The internet has not been the cure-all for ignorance, especially the willful kind. If anything, it's made the delusional even more delusional, since they can pick-and-choose their sources of "information" in ways they couldn't before.
In the old days, you had a few easy news sources. Sure, conservatives still said crazy things back then but we also had a media that would more-or-less fact check them.
Today, people can bury their heads exclusively in Britebart and hate radio, getting all their "information" from these sources, sources which are designed to confirm their bigotry and validate their paranoid conspiracy theories. On the off chance that they accidentally turn on the television while the news is on, reporters rarely, if ever, fact check any lies they come across. That's the blogger's job.
And so the alternate reality bubble is stronger than ever.
I always love it when people start misreading the ADA.
In fact, the actual ADA legislation did NOT mandate retrofitting of buildings or anything relating to the built environment.
The ADA was a piece of civil rights legislation, allowing people with disabilities to bring a lawsuit against companies or governments who have not take reasonable steps to provide full accessiblity to facilities.
In an effort to provide guidance to what reasonable accomodation means, the Act included the Uniform Federal Accessibility Standards and the ANSI accessibility standards in the appendices. (in fact, the ANSI standards have been updated twice since 1990, I wonder if the Act has been updated?)
There was no real enforcement arm in the ADA other than litigation. Some states, like Wisconsin, changed their code to reflect and reference the ADA, so the state plan examiners and building inspectors could enforce the specific stipulations of the referenced standards; but that doesn't prevent someone from bringing an ADA suit against the owner, so much as inoculate the designers and state agencies.
Since much of the country has adopted the International Building Code, the ADA has become largely moot as regards the built environment; the IBC directly incorporates the current ANSI standards for accessiblity, so the specifics, regulation and eforcement of accessibility in the built environment is pretty clearly called out.

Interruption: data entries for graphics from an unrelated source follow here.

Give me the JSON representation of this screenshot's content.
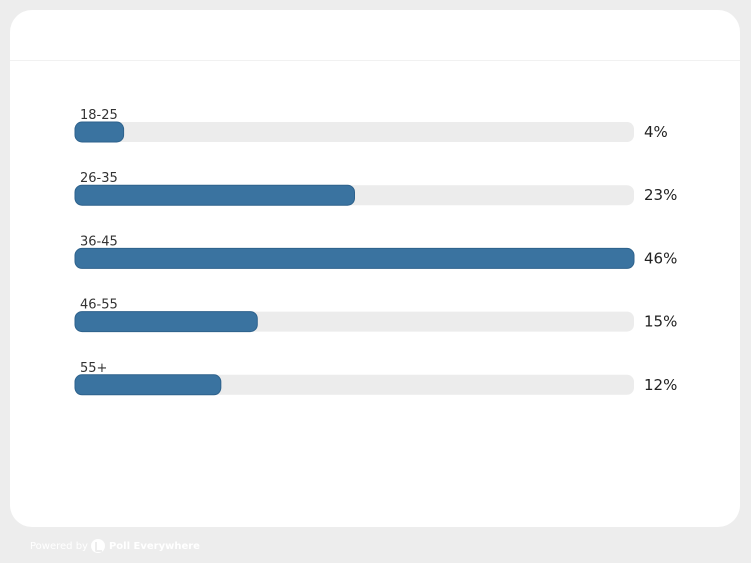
{
  "chart_data": {
    "type": "bar",
    "orientation": "horizontal",
    "categories": [
      "18-25",
      "26-35",
      "36-45",
      "46-55",
      "55+"
    ],
    "values": [
      4,
      23,
      46,
      15,
      12
    ],
    "value_labels": [
      "4%",
      "23%",
      "46%",
      "15%",
      "12%"
    ],
    "xlim": [
      0,
      46
    ],
    "grid": false,
    "bar_color": "#3a73a0",
    "track_color": "#ececec"
  },
  "footer": {
    "powered_by": "Powered by",
    "brand": "Poll Everywhere"
  }
}
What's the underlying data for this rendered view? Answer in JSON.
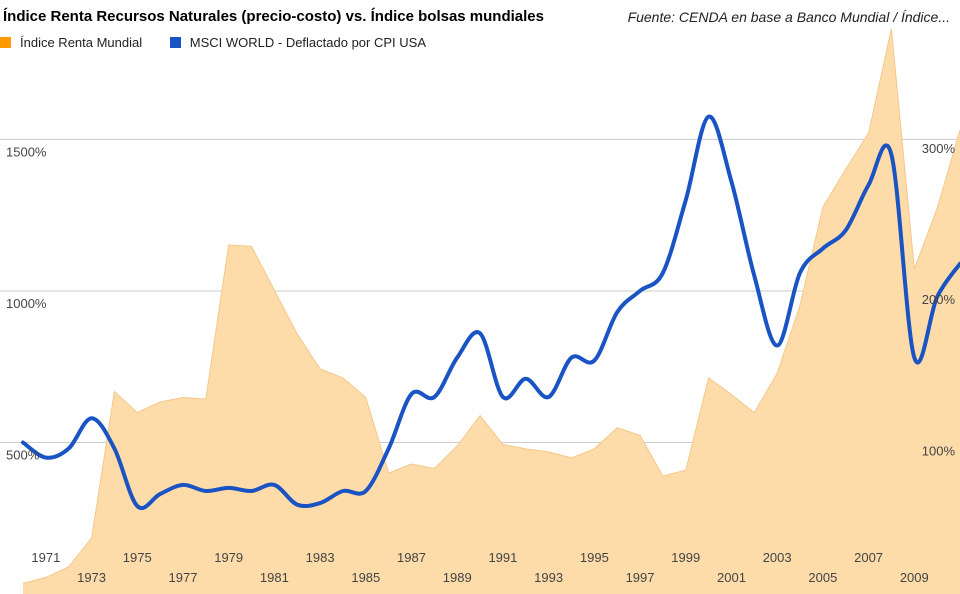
{
  "chart_data": {
    "type": "line",
    "title": "Índice Renta Recursos Naturales (precio-costo) vs. Índice bolsas mundiales",
    "source": "Fuente: CENDA en base a Banco Mundial / Índice...",
    "years": [
      1970,
      1971,
      1972,
      1973,
      1974,
      1975,
      1976,
      1977,
      1978,
      1979,
      1980,
      1981,
      1982,
      1983,
      1984,
      1985,
      1986,
      1987,
      1988,
      1989,
      1990,
      1991,
      1992,
      1993,
      1994,
      1995,
      1996,
      1997,
      1998,
      1999,
      2000,
      2001,
      2002,
      2003,
      2004,
      2005,
      2006,
      2007,
      2008,
      2009,
      2010,
      2011
    ],
    "x_tick_labels": [
      "1971",
      "1973",
      "1975",
      "1977",
      "1979",
      "1981",
      "1983",
      "1985",
      "1987",
      "1989",
      "1991",
      "1993",
      "1995",
      "1997",
      "1999",
      "2001",
      "2003",
      "2005",
      "2007",
      "2009"
    ],
    "left_axis": {
      "ticks": [
        500,
        1000,
        1500
      ],
      "labels": [
        "500%",
        "1000%",
        "1500%"
      ],
      "range": [
        0,
        1960
      ]
    },
    "right_axis": {
      "ticks": [
        100,
        200,
        300
      ],
      "labels": [
        "100%",
        "200%",
        "300%"
      ],
      "range": [
        -3,
        390
      ]
    },
    "series": [
      {
        "name": "Índice Renta Mundial",
        "type": "area",
        "axis": "right",
        "color": "#ff9900",
        "fill": "#fddcaa",
        "values": [
          4,
          8,
          15,
          34,
          131,
          117,
          124,
          127,
          126,
          228,
          227,
          198,
          169,
          146,
          140,
          127,
          77,
          83,
          80,
          95,
          115,
          96,
          93,
          91,
          87,
          93,
          107,
          102,
          75,
          79,
          140,
          129,
          117,
          143,
          188,
          253,
          278,
          302,
          371,
          212,
          252,
          304
        ]
      },
      {
        "name": "MSCI WORLD - Deflactado por CPI USA",
        "type": "line",
        "axis": "left",
        "color": "#1a53c4",
        "values": [
          500,
          450,
          480,
          580,
          480,
          290,
          330,
          360,
          340,
          350,
          340,
          360,
          295,
          300,
          340,
          340,
          480,
          660,
          650,
          780,
          860,
          650,
          710,
          650,
          780,
          770,
          930,
          1000,
          1060,
          1300,
          1575,
          1360,
          1050,
          820,
          1060,
          1140,
          1200,
          1350,
          1450,
          780,
          980,
          1090
        ]
      }
    ]
  }
}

But the UFAS guidelines remain in place, which creates some confusion, as the UFAS guidelines have not kept up with the ANSI standards, and conflict in some cases. So a building that is built subject to both standards cannot quite do so.
But don't get me wrong. The current state of accessibility building standards is far, far better than what existed in 1990 (although I have to say that when I analyzed the ADA requirements vs. the Wisconsin requirements, the Wisconsin code was already 90% of the way there). And the treaty discussed actually doesn't require much from the US, but rather called for the treaty partners to bring their own accessibility standards up to ours.

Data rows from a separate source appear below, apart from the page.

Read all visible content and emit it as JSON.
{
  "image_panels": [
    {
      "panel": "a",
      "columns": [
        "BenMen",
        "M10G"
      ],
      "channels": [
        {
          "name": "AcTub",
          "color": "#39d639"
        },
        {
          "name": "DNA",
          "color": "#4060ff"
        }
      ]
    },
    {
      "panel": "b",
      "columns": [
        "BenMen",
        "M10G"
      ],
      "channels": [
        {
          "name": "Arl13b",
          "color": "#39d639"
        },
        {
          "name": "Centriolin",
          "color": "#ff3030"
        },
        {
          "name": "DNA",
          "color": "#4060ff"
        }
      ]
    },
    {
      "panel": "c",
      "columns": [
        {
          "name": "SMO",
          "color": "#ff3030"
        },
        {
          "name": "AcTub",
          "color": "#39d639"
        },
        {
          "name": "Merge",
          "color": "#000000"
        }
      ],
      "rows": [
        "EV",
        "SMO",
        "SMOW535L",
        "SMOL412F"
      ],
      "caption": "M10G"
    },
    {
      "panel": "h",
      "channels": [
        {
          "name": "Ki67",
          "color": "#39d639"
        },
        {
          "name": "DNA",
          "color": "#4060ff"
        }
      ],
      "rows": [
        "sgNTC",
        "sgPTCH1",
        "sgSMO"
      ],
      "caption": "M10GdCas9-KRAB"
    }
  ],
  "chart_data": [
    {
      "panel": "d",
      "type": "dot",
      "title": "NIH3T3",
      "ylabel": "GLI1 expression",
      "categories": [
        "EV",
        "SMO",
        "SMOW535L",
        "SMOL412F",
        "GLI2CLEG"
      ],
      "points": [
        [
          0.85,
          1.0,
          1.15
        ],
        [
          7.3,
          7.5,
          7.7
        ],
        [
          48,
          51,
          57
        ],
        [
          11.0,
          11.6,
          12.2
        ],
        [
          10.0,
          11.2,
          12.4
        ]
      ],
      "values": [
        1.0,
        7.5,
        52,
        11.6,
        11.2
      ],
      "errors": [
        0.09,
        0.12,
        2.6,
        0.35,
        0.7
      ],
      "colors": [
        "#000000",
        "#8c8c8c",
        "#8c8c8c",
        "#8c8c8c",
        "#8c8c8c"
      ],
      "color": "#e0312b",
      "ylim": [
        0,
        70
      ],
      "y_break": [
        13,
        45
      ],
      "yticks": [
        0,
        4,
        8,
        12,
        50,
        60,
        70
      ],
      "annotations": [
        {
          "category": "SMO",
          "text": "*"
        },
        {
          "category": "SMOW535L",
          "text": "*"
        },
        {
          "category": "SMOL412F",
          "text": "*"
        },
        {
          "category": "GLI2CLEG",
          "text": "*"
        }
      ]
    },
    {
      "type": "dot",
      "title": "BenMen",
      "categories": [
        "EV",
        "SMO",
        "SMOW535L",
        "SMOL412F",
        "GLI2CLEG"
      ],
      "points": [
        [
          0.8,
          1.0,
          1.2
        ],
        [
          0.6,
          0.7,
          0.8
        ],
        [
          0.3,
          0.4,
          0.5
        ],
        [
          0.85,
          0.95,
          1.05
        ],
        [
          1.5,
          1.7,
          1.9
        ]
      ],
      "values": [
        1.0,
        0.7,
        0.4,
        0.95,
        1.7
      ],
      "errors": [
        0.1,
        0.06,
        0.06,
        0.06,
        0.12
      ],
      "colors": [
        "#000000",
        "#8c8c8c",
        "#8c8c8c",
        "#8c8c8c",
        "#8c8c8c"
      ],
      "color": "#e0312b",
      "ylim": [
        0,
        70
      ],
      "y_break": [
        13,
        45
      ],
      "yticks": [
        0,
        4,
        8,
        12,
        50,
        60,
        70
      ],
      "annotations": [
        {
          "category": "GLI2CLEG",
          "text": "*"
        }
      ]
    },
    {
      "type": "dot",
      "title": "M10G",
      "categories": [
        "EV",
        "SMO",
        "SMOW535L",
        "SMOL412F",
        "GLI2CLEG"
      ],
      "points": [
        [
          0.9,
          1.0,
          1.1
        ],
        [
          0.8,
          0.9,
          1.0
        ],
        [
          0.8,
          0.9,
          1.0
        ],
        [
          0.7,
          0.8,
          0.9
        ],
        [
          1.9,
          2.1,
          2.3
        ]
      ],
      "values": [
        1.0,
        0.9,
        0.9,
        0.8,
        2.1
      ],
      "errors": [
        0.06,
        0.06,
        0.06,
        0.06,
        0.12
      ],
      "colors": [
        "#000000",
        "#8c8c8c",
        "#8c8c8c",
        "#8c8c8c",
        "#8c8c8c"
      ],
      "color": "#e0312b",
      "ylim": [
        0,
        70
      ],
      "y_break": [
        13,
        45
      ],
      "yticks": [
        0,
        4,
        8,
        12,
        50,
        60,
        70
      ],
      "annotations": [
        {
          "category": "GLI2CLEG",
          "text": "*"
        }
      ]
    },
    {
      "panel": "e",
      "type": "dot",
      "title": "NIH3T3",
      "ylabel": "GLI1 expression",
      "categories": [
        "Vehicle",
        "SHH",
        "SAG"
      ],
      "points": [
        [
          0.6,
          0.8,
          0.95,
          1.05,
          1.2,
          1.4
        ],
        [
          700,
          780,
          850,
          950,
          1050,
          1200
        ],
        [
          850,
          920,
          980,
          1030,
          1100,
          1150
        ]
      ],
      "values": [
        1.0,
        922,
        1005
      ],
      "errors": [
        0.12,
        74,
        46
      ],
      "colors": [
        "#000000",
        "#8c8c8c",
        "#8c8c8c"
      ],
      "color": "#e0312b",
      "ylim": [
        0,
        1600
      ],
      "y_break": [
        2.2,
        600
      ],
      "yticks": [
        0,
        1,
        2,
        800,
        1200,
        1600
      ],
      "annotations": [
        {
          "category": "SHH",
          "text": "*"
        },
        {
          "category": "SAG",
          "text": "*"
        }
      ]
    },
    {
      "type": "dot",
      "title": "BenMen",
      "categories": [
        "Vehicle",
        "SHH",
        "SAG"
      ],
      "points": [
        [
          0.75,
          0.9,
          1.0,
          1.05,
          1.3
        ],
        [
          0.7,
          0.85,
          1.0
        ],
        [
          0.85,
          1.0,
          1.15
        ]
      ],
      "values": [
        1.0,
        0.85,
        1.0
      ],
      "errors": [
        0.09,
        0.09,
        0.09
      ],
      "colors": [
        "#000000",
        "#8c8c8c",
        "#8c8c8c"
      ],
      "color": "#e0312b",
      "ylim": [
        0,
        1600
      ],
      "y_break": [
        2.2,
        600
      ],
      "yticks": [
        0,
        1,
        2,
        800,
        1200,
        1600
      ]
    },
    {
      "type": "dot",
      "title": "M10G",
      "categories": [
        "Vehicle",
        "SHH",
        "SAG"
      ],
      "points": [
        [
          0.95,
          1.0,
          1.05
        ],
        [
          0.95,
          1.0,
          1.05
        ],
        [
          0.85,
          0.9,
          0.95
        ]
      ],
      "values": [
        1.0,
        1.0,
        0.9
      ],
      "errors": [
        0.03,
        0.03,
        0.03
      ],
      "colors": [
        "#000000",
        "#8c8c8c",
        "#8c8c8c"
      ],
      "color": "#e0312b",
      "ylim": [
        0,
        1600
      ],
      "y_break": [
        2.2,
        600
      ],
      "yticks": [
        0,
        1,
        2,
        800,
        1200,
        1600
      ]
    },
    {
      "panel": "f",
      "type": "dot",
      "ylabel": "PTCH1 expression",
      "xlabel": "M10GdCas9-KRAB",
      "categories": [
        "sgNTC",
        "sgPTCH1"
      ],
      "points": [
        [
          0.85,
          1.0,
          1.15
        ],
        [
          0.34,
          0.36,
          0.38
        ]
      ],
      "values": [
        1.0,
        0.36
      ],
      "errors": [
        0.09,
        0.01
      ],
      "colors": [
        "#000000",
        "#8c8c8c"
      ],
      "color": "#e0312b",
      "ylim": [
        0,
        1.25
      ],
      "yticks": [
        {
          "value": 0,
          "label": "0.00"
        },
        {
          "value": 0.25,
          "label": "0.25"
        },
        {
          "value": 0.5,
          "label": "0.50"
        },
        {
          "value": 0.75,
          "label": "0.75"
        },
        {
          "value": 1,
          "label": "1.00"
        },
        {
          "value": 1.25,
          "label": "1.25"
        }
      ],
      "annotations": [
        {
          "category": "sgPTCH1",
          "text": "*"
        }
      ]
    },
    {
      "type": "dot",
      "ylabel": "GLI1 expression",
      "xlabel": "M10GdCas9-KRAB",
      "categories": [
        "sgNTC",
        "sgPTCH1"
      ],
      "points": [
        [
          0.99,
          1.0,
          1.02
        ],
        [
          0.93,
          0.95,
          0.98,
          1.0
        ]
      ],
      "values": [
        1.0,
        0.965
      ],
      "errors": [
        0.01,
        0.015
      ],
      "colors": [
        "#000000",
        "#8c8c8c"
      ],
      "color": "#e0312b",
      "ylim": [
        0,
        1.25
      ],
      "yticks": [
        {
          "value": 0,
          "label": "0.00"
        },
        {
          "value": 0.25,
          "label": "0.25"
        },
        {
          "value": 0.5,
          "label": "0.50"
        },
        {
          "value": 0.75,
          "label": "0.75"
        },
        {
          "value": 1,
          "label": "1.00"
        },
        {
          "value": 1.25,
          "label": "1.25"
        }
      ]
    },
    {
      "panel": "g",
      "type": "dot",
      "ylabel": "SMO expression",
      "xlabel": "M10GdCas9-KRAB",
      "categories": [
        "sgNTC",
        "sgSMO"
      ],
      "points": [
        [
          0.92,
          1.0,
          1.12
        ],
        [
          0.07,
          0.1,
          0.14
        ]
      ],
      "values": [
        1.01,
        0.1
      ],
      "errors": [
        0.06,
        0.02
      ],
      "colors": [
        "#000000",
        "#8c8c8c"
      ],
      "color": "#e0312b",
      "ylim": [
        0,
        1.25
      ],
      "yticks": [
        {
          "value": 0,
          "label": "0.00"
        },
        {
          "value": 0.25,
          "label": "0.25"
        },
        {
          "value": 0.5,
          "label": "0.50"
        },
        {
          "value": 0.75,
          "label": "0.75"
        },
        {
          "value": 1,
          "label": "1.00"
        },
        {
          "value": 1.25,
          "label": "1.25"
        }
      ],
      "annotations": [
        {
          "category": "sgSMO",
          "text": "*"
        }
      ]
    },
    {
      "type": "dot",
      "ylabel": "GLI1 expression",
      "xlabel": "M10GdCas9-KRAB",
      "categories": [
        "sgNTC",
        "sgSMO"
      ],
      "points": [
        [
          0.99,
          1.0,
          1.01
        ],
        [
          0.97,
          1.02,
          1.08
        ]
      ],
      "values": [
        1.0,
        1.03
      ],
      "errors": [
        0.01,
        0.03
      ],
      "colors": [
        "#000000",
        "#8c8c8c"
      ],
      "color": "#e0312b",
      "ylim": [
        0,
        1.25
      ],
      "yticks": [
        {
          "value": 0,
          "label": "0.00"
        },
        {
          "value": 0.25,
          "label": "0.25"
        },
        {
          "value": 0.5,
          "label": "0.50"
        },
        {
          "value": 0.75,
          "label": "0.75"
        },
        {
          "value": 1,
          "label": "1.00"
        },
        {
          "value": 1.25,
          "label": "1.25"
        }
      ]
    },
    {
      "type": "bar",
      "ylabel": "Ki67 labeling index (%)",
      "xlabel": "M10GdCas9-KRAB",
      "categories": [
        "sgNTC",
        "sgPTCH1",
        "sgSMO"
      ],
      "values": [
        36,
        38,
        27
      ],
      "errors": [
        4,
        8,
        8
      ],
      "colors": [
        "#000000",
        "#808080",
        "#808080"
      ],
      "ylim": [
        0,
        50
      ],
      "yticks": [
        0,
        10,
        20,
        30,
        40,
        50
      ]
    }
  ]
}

But I guess I wasn't surprised that there are still people who saw the ADA as overreach; I still sometimes deal with clients who don't see that building a project that is better able to serve a wider array of people is actually a good thing, and figure they can save some money by skirting the law.
Sorry about the length of this comment, driftglass. Where should I put this soapbox?